MAX-Tree: A Novel Topology Formation for Maximal Area Coverage in Wireless Ad-Hoc Networks

Abstract

For many wireless ad-hoc network (WANET) applications, including wireless sensor, robotic, and flying ad-hoc networks, area coverage is a major challenge. This challenge, which may include the number of required nodes, cumulative energy consumption, or total distance travelled, involves covering the largest possible area with the least cost. Whatever the scenario and cost functions, efficiently deploying the nodes throughout their entire missions is an important factor. For larger networks, this can best be performed using proper topology formations that are essentially designated geometric graph patterns. As a network topology formation and node deployment strategy, this study presents a unique tree-formed geometric graph pattern. With any given number of nodes, it guarantees the maximum possible combined area coverage.
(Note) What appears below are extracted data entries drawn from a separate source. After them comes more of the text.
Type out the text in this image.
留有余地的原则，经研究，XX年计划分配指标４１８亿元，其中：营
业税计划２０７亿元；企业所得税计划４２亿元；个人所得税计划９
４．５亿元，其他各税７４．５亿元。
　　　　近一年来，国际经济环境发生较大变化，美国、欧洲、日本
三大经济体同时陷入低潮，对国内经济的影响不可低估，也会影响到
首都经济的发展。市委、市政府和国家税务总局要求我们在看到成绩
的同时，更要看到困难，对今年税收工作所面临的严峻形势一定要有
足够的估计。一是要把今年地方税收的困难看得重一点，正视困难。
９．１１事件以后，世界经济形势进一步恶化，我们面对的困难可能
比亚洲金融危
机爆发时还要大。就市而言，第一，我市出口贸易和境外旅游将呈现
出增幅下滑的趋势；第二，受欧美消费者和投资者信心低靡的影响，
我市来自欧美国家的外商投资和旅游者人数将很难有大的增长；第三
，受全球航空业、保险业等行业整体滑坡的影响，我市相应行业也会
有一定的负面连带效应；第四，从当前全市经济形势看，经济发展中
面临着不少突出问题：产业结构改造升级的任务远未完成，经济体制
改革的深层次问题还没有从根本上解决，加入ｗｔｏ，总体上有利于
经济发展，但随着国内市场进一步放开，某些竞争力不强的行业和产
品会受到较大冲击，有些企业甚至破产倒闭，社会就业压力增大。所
Considering its graph theory and Euclidean characteristics, the pattern is then described as both algebraic and algorithmic relations. The formation is remarkably scalable because it may include an unlimited number of nodes while ensuring connectivity in a tree topology. In addition to presenting a breakdown of multiple features and attributes, including symmetry and fractality, we will make a comparative analysis with six known regular lattices and a line formation. Our analyses then show that MAX-Tree covers up to twice as much area compared to all other regular lattices of the same node cardinalities while being more robust and reliable than a line formation. MAX-Tree can be extremely beneficial for drone networks, smart industry and agriculture applications, ocean-bed monitoring systems, and many other WANET scenarios.